Question : D'après vous, le monde ne
nous est pas utile il n'est que tribulation.
Je ne le ressens pas ainsi. Dieu n'est pas si
insensé. Le monde m'apparaît comme une
grande entreprise dont le but est de transformer le
potentiel en actuel, le matériel en vivant,
l'inconscient en pleine conscience. Pour
réaliser le Suprême il nous faut
l'expérience des contraires.
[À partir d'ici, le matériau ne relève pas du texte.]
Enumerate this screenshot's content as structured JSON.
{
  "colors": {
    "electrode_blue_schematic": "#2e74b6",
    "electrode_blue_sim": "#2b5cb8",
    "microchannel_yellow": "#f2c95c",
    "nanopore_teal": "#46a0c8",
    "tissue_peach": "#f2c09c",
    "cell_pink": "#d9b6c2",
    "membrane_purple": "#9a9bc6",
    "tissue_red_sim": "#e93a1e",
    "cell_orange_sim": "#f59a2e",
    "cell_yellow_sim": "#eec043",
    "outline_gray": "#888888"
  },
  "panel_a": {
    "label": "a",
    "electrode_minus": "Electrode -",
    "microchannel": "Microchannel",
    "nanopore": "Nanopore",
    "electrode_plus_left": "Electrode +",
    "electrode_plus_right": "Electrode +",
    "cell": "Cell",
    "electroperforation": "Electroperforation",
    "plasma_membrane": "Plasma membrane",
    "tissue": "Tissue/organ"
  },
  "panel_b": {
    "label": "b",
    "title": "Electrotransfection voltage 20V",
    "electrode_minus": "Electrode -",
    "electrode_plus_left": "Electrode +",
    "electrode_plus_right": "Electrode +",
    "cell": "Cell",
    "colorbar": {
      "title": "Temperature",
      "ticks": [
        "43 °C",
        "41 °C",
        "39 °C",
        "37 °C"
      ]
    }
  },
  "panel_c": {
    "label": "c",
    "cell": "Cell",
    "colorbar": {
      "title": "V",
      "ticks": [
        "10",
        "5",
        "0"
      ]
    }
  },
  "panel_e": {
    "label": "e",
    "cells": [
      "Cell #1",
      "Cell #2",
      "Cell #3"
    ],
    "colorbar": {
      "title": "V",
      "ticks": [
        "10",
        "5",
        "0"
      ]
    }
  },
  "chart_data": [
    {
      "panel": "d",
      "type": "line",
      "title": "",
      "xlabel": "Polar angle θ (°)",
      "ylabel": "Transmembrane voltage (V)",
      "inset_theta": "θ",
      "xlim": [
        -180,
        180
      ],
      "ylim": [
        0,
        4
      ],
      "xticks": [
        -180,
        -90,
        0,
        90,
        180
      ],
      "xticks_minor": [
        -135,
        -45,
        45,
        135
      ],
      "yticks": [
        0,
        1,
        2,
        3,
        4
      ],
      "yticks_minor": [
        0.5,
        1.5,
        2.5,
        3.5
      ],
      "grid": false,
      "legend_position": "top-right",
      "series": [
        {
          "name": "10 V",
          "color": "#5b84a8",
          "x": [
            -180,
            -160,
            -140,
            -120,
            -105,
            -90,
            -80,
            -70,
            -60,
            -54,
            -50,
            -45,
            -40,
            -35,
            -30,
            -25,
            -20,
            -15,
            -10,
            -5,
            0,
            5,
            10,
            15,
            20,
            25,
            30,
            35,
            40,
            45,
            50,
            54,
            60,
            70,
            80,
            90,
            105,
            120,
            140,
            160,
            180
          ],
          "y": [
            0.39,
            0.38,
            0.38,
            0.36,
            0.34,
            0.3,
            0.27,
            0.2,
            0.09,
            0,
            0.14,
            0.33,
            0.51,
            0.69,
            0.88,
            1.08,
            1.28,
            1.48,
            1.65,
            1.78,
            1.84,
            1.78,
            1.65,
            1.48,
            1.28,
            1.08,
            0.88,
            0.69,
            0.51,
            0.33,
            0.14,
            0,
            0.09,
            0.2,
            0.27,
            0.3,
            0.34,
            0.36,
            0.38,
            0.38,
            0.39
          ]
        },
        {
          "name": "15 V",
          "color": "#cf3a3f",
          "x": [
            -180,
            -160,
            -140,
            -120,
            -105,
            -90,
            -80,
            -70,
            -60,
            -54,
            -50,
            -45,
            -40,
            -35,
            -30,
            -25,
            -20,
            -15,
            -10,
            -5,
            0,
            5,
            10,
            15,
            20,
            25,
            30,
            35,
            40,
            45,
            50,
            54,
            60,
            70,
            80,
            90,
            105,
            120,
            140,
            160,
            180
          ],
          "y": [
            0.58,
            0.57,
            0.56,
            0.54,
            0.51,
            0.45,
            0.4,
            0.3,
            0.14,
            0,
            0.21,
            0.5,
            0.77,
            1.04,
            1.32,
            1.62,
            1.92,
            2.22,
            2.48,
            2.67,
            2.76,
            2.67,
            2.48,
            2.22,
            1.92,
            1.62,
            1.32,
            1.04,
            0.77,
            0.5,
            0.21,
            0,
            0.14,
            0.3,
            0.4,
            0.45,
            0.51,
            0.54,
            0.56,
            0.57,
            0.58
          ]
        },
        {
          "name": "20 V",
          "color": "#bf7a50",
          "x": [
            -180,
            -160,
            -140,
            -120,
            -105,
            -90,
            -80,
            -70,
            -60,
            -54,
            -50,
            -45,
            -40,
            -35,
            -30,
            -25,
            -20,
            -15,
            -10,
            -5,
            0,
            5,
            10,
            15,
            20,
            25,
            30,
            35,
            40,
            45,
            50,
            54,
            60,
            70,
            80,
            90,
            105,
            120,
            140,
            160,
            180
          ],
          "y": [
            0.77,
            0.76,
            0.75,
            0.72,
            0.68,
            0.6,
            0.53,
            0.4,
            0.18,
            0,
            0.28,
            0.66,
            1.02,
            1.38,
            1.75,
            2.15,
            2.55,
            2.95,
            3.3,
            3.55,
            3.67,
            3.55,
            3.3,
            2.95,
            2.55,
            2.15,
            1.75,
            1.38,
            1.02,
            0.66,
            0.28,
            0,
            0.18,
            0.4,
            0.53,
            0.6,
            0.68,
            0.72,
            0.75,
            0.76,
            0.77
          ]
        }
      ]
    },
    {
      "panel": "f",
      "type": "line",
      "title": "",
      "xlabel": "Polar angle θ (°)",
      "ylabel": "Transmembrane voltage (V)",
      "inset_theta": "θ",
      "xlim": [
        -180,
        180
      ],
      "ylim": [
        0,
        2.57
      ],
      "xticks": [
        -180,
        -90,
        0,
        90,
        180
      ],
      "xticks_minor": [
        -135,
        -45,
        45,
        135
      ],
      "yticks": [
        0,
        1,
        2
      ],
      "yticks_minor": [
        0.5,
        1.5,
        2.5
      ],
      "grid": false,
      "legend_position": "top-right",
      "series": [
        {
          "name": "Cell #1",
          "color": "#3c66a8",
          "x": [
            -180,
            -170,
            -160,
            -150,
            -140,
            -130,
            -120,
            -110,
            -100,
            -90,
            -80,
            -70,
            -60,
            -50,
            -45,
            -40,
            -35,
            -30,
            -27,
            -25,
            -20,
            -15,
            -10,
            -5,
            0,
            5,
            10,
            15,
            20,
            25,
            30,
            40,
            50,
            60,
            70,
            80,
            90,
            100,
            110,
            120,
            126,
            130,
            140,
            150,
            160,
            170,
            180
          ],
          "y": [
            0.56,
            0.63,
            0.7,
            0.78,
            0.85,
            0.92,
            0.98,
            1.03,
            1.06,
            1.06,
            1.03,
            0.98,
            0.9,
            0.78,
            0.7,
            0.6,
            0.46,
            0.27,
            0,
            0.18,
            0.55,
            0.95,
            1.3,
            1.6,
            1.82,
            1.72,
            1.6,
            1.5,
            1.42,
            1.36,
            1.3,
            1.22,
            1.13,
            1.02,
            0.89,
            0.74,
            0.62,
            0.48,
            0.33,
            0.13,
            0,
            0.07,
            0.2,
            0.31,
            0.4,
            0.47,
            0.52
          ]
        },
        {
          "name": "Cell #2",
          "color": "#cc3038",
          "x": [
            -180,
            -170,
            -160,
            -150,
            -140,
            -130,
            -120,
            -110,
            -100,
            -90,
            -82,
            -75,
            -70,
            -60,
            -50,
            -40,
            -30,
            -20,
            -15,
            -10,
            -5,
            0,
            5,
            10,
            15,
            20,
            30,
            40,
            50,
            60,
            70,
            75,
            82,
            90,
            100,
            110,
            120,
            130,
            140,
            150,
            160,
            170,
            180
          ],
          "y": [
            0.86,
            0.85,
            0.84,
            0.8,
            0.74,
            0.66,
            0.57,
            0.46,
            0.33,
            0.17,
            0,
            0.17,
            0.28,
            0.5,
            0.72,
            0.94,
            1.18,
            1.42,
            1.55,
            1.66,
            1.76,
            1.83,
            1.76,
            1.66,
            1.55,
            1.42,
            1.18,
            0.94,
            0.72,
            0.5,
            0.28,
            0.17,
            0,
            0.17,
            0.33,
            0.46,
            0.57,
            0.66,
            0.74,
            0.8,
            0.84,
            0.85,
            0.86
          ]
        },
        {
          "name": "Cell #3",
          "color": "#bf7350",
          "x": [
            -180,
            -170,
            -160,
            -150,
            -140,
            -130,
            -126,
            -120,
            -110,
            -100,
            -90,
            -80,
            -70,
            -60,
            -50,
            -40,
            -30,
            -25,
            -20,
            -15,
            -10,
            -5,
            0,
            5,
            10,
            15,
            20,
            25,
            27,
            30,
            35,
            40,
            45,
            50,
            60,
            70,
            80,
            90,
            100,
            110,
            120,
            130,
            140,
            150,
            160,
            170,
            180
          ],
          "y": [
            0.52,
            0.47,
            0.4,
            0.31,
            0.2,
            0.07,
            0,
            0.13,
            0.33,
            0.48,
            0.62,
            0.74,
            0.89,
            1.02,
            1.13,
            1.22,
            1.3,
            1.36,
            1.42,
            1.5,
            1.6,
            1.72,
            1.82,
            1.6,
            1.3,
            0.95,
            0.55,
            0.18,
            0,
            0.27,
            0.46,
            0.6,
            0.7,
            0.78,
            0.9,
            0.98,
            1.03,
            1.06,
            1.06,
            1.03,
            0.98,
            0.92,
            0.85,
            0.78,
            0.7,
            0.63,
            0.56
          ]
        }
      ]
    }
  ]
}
De la
même façon que pour construire un
temple nous devons avoir des pierres et du mortier,
du bois et du fer, du verre et des tuiles ; pour
transformer l'homme en sage divin, en Maître
sur la vie et la mort, il nous faut le
matériau de chaque expérience. Tout
comme la femme se rend au marché,
achète toutes sortes de provisions, rentre
à la maison, fait la cuisine, cuit des
gâteaux et nourrit son seigneur, nous nous
cuisons nous-mêmes à point dans le feu
de la vie et nourrissons notre Dieu.
Nisargadatta : Bien, si c'est-ce que vous
pensez, allez-y. Nourrissez alors votre Dieu.
Question : Un enfant va à
l'école et apprend beaucoup de choses, qui
plus tard ne lui serviront pas. Cependant, il
grandit pendant tout ce processus d'apprentissage.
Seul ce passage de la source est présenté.